Les raisons sous-jacentes de l’échec des Etats sont bien sûr plus profondes que la politique. Les chlorofluorocarbones réglementés par le Protocole de Montréal étaient une technologie marginale qui était employée dans la fabrication des frigos. Mais les combustibles fossiles n’ont rien de marginal. Ils sont consommés par de nombreux systèmes technologiques parmi les plus grands, imbriqués dans les systèmes sociaux et économiques dans lesquels nous vivons: les systèmes de transport automobiles, l’infrastructure urbaine qui les porte; les réseaux électriques; les systèmes industriels basés sur des matériaux riches en carbone comme l’acier; les procédés agricoles qui emploient les fertilisants produits à partir du pétrole…

En écrivant le livre sur l’histoire mondiale de l’utilisation des combustibles fossiles que je viens de publier, j’ai travaillé à élucider le lien entre technologie et société. Les systèmes technologiques basés sur les combustibles fossiles ont été inhérents au capitalisme et aux processus de travail que ce système contrôle; l’expansion de ces systèmes a accompagné l’expansion du capitalisme; une transition technologique vers l’abandon des combustibles fossiles sera réalisée le plus efficacement comme une composante d’une transition pour sortir du capitalisme. Les gouvernements ne vont jamais entreprendre ces changements profonds.

«Le lien technologie-société construit par l’expansion capitaliste»

Le débat public à propos de la diminution de la consommation des combustibles fossiles – et des produits qui en nécessitent beaucoup – ne porte que trop souvent sur les familles, les individus. Cela est trompeur pour trois raisons.

• Premièrement, la consommation de combustibles des ménages abonde en inégalités.
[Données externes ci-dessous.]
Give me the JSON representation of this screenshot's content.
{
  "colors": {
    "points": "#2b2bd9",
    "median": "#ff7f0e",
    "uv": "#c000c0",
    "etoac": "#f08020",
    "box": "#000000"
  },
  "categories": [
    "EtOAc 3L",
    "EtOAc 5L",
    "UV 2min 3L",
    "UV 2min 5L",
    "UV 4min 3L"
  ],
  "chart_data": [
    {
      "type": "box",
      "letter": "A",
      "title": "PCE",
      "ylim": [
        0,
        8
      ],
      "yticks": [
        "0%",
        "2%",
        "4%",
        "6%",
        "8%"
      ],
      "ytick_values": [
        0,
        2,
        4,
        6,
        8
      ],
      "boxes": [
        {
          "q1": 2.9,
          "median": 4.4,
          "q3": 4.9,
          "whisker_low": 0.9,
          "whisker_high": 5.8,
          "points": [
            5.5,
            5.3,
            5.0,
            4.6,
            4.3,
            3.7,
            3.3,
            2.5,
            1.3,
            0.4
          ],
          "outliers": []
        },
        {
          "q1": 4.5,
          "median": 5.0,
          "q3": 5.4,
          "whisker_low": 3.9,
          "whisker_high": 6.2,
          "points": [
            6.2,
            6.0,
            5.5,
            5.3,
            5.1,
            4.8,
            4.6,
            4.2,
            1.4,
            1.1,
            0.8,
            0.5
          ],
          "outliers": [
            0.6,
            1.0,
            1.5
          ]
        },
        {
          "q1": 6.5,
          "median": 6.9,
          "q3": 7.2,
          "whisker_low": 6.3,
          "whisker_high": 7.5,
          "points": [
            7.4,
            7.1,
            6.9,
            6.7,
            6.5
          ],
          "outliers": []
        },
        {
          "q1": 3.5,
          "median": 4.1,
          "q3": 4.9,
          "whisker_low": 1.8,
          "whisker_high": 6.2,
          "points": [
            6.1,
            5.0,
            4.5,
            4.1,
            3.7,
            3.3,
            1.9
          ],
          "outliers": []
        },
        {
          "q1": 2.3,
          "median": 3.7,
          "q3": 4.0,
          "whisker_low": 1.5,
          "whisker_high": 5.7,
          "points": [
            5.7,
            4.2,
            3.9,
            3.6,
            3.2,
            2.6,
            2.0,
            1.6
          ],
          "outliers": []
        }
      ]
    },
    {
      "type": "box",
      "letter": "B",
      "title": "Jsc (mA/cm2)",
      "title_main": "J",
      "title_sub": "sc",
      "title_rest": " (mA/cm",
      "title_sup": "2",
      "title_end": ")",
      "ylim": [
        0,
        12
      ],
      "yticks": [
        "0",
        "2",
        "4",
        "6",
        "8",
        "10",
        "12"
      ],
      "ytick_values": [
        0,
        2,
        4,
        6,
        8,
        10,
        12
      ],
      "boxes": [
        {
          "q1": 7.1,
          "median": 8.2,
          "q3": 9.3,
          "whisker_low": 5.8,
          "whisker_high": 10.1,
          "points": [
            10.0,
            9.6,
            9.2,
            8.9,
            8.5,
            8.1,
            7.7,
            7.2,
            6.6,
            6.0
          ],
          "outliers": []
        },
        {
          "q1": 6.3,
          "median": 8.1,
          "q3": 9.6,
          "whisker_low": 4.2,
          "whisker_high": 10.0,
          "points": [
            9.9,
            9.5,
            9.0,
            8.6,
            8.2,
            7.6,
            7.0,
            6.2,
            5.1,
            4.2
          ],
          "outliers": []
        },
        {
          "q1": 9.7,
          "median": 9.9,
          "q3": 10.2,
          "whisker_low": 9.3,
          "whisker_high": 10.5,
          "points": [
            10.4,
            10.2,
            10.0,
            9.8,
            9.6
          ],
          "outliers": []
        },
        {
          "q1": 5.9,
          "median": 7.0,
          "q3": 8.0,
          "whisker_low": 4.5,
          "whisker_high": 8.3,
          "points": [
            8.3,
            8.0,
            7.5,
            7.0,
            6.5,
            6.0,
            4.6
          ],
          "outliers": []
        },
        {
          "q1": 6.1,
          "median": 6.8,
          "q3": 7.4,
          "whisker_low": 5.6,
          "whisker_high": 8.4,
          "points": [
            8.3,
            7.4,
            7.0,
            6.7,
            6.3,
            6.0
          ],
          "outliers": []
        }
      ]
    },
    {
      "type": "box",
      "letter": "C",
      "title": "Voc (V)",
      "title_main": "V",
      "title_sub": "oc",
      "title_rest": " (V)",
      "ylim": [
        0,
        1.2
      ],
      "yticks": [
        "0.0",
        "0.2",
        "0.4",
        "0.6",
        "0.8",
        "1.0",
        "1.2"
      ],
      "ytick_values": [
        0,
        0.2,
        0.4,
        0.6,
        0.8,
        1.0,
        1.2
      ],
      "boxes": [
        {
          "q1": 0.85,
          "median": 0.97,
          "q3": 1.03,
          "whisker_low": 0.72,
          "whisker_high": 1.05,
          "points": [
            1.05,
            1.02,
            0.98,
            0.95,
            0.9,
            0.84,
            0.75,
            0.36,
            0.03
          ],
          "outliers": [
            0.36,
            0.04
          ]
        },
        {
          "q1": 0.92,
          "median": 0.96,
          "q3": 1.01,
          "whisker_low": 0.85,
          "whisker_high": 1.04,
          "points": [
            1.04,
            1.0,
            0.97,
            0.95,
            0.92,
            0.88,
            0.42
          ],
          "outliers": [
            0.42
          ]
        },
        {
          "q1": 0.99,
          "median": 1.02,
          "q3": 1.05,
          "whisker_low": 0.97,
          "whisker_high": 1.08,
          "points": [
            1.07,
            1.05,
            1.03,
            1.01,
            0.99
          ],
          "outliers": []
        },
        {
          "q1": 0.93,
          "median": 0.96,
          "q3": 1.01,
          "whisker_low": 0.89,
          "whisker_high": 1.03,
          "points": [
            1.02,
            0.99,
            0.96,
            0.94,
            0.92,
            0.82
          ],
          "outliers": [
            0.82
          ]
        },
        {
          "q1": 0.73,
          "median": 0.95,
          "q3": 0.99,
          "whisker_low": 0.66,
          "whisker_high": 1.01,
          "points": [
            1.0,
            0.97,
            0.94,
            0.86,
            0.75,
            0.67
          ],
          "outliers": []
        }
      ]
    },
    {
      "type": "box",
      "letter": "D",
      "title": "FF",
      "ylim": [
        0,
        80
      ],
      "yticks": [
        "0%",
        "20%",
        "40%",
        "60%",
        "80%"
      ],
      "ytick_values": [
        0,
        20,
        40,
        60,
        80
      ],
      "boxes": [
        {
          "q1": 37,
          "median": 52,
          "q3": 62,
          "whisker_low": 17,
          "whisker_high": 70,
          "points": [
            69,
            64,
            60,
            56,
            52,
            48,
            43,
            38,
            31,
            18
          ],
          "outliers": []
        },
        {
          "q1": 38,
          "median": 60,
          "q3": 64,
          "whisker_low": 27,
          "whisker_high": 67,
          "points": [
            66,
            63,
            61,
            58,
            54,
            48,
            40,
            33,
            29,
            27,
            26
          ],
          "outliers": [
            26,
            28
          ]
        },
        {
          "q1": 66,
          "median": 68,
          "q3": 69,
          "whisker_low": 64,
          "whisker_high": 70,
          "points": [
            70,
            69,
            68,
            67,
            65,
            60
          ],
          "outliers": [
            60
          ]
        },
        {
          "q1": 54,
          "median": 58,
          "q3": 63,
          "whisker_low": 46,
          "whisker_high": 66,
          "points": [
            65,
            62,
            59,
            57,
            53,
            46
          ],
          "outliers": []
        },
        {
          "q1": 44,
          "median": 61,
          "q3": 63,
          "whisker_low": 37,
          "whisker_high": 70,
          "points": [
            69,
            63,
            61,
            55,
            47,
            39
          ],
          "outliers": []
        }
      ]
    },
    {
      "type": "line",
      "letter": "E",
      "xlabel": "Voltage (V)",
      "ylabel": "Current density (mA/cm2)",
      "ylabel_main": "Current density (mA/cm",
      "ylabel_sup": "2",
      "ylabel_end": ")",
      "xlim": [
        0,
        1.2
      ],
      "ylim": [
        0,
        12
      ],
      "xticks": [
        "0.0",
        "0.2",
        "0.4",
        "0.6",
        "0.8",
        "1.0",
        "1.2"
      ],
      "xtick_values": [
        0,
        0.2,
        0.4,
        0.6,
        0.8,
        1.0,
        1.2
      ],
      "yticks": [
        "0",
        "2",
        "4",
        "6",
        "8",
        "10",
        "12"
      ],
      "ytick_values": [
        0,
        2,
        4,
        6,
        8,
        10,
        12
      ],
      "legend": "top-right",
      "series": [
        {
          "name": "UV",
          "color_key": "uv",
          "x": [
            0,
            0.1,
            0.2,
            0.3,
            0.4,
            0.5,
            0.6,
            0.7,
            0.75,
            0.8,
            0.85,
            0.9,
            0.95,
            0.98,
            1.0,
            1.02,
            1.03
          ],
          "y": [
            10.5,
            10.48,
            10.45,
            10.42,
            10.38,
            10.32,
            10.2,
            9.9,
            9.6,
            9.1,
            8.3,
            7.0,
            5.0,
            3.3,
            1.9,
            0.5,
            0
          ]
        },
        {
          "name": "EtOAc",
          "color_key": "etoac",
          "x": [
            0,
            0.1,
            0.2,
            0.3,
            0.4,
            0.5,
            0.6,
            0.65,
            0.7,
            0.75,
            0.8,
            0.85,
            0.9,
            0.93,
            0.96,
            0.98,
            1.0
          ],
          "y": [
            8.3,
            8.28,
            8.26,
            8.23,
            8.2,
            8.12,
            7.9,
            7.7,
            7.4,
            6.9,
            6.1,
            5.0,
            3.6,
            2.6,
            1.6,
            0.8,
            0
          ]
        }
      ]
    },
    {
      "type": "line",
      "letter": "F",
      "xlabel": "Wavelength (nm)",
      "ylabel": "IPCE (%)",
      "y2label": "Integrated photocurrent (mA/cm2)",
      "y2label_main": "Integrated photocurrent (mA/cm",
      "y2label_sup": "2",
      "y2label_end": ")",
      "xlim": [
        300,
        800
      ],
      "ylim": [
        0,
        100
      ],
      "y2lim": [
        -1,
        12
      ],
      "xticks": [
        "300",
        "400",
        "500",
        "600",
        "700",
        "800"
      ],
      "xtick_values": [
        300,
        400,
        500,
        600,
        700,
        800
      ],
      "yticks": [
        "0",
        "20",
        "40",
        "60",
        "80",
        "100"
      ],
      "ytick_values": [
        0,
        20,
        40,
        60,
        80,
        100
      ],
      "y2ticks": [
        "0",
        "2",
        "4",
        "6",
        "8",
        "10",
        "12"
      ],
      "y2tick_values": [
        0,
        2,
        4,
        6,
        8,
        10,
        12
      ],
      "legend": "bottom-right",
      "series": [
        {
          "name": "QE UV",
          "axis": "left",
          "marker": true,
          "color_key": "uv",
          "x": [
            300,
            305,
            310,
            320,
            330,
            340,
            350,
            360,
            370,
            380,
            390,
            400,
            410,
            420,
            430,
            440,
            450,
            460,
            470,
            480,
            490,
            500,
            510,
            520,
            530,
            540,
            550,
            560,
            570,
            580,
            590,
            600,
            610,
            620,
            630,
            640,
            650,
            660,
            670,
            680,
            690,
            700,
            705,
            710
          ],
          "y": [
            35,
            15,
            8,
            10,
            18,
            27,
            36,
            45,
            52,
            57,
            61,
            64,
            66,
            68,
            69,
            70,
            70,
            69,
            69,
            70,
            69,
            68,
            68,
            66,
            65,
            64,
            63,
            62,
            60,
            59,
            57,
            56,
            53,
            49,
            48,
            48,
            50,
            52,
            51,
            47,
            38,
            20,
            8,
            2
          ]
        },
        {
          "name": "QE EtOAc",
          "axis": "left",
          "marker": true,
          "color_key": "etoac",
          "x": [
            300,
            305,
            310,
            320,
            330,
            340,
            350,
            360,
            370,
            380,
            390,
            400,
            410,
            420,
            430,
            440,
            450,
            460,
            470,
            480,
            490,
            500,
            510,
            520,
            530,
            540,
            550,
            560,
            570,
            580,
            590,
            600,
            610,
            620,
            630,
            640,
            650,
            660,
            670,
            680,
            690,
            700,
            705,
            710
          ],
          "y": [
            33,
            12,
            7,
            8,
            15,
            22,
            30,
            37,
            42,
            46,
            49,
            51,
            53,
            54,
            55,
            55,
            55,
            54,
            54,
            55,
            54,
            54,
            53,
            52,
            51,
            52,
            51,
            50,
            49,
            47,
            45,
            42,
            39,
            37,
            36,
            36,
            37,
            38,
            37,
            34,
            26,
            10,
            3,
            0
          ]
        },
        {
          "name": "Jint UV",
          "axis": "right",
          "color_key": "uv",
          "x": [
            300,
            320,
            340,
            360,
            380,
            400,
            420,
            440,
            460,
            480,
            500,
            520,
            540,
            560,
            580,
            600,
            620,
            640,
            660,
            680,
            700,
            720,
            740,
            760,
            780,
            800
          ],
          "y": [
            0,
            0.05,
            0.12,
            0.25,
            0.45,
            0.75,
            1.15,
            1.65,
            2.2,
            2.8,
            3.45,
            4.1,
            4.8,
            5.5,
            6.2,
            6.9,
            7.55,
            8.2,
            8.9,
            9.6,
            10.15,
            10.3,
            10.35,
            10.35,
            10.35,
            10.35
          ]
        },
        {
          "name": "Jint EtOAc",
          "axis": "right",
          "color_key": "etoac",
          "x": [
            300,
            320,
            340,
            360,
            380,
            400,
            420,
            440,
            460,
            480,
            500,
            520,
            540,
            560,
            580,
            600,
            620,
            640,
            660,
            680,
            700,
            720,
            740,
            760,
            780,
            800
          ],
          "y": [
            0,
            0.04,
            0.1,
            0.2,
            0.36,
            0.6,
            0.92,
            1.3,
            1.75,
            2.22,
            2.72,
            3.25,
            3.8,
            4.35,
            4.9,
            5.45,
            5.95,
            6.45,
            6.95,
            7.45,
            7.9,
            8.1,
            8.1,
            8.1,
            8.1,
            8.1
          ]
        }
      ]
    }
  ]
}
De nombreux ménages des pays du Nord consomment douze fois, cent fois plus que ceux des pays du Sud. Plus d’un milliard de personnes, principalement dans les zones rurales du Sud, n’ont toujours pas encore accès à l’électricité.

• Deuxièmement, même ces ménages qui vivent dans le système dominant basé sur les combustibles fossiles, avec un usage raisonnable et régulier de l’électricité, le chauffage en hiver, le transport motorisé, et tout ça – soit environ 60% de la population de la Terre – ne contrôlent pas l’approvisionnement en combustibles. Ils ne peuvent pas facilement opter pour des mesures qui feraient chuter leur consommation de combustibles, telles que l’isolation des maisons, ou des transports publics décents afin de diminuer le recours à la voiture. Les individus ont encore moins de contrôle sur leur consommation indirecte de combustibles dans les produits qu’ils achètent, par exemple le charbon utilisé pour produire l’acier, ou le pétrole pour produire les plastiques; ou encore le pétrole consommé dans les chaînes d’approvisionnement, et de même employé pour les engrais synthétiques dans l’agriculture et la production des aliments.

• Troisièmement, la façon dont ces systèmes technologiques emploient les combustibles, et les matériaux qui en ont nécessité beaucoup pour leur production, s’est formée historiquement. Il n’a rien d’inévitable – ou d’efficace – dans l’usage gaspilleur des emballages plastique; dans les systèmes de transport urbains basés sur des automobiles lourdes, grandes consommatrices de combustibles, et habituellement avec une seule personne à bord; dans l’agriculture industrielle qui consomme beaucoup d’engrais; ou même dans les réseaux électriques centralisés. Ces technologies sont employées de cette manière du fait des systèmes économiques et sociaux dans lesquels elles sont imbriquées. Le capitalisme n’exploite pas seulement la technologie, il la façonne.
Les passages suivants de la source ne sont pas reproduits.